BOSTON — Advocates want to close loopholes in a law, intended to protect victims of domestic violence, that may unintentionally give rapists the ability to seek parental rights over children conceived during a sexual assault.
In 2014, Gov. Deval Patrick signed a bill that expanded the definition of sexual assault, lengthened the waiting period before bail could be set for alleged rapists, and required employers to provide up to 15 days of time off for assault victims.
A provision of the law limits the parental rights of convicted rapists over children conceived during a sexual assault, but it also gives offenders the ability to challenge the statute if a judge "makes an independent determination that visitation is in the best interest of the child.”
Advocates say that could result in a rape victims being forced to face their attackers over custody rights.
Even if a judge denies visitation, the law implies that rapists are entitled to due process in family court, including cross-examination of the victim, advocates say.
“Simply put, rape and family do not go together,” said Wendy Murphy, an attorney and director of the Women’s and Children’s Advocacy Project at the Boston-based Center for Law and Social Responsibility, during a hearing Monday.
“This statute empowers rapists with legal authority they can then assert over victims and use to control and abuse them years after the crime,” she said.
Lawmakers are weighing several bills that would clear up the ambiguity.
One proposal — backed by 37 lawmakers including Sen. Joan Lovely, D-Salem — would prevent judges from granting visitation or custody rights to a parent convicted of rape. A similar proposal would block rapists from getting custody or parental rights over a child.
Both proposals would still require rapists to provide child support if a judge orders it.
Rep. Michelle DuBois, D-Brockton, who filed one of the bills, told the panel on Monday that the law allows rapists to petition for custody until a child turns 18.
“This is an undue infringement on the rape victim’s rights to move on with her life, without fear that her rapist will resurface and force an unwanted relationship with her and her child,” she said.
Murphy, who represents a woman who was raped at age 14 and is fighting for parental rights against the man who raped her, said many proposals don’t go far enough to protect victims because, among other concerns, they require a rapist’s conviction.
She’s written a bill, filed by Sen.
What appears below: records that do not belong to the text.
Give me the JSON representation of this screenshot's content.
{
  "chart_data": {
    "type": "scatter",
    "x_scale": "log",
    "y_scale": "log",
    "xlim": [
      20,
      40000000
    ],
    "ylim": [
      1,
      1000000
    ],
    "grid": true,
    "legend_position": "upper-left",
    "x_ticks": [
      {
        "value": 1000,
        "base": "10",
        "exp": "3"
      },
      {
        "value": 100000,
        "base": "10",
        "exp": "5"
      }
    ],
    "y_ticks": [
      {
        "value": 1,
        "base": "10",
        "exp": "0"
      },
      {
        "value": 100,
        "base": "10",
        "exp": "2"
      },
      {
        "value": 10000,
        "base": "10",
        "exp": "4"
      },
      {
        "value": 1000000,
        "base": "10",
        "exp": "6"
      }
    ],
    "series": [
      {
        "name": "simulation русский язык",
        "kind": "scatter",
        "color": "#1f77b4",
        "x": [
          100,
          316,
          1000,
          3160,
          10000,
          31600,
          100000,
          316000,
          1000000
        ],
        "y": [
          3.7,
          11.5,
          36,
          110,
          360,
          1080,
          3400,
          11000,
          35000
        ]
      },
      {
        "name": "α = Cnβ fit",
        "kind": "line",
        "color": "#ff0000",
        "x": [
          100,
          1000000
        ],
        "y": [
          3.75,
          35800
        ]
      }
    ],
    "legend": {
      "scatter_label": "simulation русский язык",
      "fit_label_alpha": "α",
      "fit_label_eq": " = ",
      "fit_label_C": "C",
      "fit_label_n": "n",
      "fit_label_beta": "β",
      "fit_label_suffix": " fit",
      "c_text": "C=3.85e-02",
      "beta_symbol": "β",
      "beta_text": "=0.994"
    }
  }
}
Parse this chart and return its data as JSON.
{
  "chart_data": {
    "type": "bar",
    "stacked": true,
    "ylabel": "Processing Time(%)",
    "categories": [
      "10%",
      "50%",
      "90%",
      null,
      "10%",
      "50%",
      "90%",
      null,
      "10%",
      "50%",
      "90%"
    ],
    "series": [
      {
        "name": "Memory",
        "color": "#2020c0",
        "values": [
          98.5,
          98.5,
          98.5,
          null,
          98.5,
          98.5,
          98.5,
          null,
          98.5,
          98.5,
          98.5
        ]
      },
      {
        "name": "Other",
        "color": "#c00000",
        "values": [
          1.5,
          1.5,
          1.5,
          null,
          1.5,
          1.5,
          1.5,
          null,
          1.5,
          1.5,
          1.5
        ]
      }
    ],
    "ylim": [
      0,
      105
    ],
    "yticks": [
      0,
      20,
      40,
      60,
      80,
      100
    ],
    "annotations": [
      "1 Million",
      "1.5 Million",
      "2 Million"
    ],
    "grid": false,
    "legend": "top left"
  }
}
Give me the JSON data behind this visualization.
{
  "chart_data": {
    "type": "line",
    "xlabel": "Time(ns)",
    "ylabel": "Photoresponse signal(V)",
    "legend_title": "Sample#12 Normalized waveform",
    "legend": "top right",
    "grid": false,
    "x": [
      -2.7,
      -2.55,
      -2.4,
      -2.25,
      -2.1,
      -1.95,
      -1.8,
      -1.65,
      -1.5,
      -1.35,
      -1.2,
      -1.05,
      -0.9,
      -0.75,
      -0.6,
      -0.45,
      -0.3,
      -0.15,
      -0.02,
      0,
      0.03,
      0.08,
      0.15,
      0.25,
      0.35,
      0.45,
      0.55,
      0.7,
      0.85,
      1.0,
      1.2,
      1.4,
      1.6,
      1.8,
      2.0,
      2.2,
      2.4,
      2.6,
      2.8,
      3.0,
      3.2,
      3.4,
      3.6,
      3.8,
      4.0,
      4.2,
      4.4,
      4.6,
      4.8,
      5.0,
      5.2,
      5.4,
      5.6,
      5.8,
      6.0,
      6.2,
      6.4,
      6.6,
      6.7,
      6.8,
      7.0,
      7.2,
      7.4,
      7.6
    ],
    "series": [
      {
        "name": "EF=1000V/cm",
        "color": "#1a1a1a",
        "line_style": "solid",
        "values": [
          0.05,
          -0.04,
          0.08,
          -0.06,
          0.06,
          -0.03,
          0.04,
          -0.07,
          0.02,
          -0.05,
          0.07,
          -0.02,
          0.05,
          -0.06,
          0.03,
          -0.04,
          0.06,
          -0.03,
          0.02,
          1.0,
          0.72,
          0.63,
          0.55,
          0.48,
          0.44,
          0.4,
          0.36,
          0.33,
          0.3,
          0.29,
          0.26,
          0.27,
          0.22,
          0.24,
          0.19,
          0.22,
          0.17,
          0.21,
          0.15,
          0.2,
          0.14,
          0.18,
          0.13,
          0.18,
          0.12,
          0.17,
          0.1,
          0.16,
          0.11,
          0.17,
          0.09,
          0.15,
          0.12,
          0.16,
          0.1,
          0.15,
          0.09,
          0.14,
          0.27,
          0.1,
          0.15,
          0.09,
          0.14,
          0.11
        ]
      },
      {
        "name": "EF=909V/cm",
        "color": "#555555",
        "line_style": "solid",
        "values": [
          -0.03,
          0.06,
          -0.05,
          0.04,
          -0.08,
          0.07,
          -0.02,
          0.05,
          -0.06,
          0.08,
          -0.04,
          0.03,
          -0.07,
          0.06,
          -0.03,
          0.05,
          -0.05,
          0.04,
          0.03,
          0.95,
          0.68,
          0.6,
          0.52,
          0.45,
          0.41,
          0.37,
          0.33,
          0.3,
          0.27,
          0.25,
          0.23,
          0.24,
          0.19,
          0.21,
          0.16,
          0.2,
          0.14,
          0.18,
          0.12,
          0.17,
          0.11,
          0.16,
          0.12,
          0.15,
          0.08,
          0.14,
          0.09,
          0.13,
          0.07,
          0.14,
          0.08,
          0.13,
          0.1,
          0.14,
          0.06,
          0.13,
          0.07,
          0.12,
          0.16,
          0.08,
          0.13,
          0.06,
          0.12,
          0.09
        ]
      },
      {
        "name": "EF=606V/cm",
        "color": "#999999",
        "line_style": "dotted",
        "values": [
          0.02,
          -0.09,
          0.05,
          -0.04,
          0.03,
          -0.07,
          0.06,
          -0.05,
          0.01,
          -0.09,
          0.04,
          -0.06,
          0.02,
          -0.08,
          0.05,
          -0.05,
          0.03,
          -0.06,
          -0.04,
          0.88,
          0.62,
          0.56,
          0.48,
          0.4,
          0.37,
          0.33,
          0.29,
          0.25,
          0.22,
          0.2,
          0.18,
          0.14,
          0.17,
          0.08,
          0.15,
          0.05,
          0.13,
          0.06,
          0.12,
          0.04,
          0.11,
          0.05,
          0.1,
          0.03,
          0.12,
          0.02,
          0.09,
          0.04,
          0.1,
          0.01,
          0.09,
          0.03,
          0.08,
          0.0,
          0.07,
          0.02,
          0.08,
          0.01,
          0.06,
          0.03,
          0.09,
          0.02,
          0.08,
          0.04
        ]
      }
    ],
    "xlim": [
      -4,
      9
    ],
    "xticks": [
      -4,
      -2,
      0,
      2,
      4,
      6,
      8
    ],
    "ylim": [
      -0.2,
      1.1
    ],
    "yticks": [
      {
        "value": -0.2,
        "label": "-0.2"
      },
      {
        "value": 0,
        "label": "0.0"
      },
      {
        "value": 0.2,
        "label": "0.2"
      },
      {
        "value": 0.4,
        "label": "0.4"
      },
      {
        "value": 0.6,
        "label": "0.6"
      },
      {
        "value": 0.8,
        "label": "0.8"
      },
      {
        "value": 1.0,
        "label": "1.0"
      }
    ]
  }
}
William Brownsberger, D-Belmont, that bans family and probate court judges from even considering the issue of parental rights from the birth of the child until a rapist is convicted or exonerated.
“This will prevent the absurd result of having rape-created children forced into harmful relationships with rapists after birth and before conviction,” Murphy said.
Massachusetts is one of two dozen states that require a criminal conviction to block most parental rights, according to the National Conference of State Legislatures. Other states deny parental rights if there's “clear and convincing evidence” that an individual carried out a sexual assault that resulted in the conception of the child.
Nationally only 36 percent of rapes are reported, according to the Bureau of Justice Statistics, and just 12 percent of sexual assaults result in the arrest of a perpetrator.
“Our main concern is that sexual assault victims are able to prevent perpetrators from getting visitation or custody of the child,” said Maureen Gallagher, policy director at Jane Doe Inc., a coalition focused on sexual assault and domestic violence issues. “It can and does happen, and we need to make sure victims are protected.”